The aim of this work was to study the genetic diversity of the gonococcal genetic island (GGI) responsible for the type IV secretion system (T4SS) and the association of a functionally active GGI with antimicrobial resistance. An analysis of the GGI in a sample of 14,763 genomes of N. gonorrhoeae isolates from the Pathogenwatch database collected in 1996-2019 from 68 countries was performed. A model of GGI's genetic diversity that divides the global gonococcal population into fifty-one GGI clusters and three GGI superclusters based on the allele type of the traG gene and substitutions of the atlA and ych genes for eppA and ych1 has been proposed, reflecting differences among isolates in the T4SS functionality.
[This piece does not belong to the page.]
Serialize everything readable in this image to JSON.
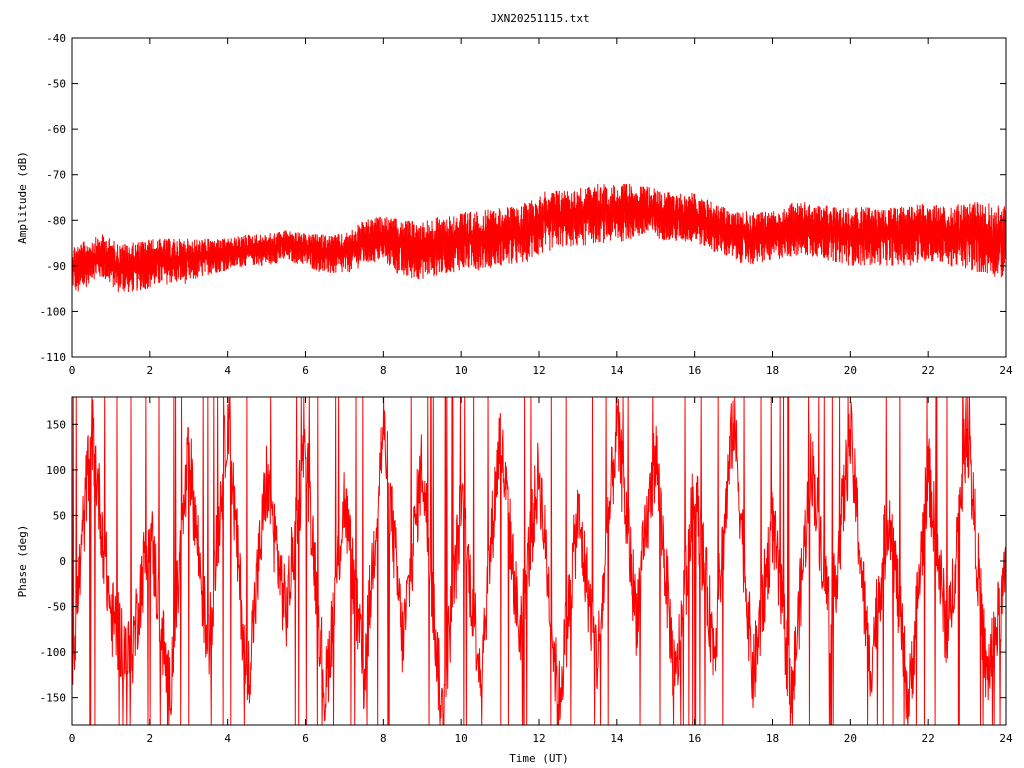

The NG-MAST and MLST typing schemes (with accuracies of 91% and 83%, respectively) allowed the determination of both the presence of a GGI and the GGI cluster and, correspondingly, the structure of the GGI and the ability to secrete DNA. A statistically significant difference in the proportion of N. gonorrhoeae isolates resistant to ciprofloxacin, cefixime, tetracycline, and penicillin was found when comparing populations with a functional and a non-functional GGI. The presence of a functional GGI did not affect the proportion of azithromycin-resistant isolates.

Automated summary

The aim of this study was to investigate the genetic diversity of the gonococcal genetic island (GGI) responsible for the type IV secretion system (T4SS) and its association with antimicrobial resistance. Analysis of 14,763 genomes of N. gonorrhoeae isolates from 68 countries revealed the existence of 51 GGI clusters and three GGI superclusters, reflecting differences in T4SS functionality. The presence of a functional GGI was found to be significantly associated with resistance to ciprofloxacin, cefixime, tetracycline, and penicillin, but not azithromycin resistance.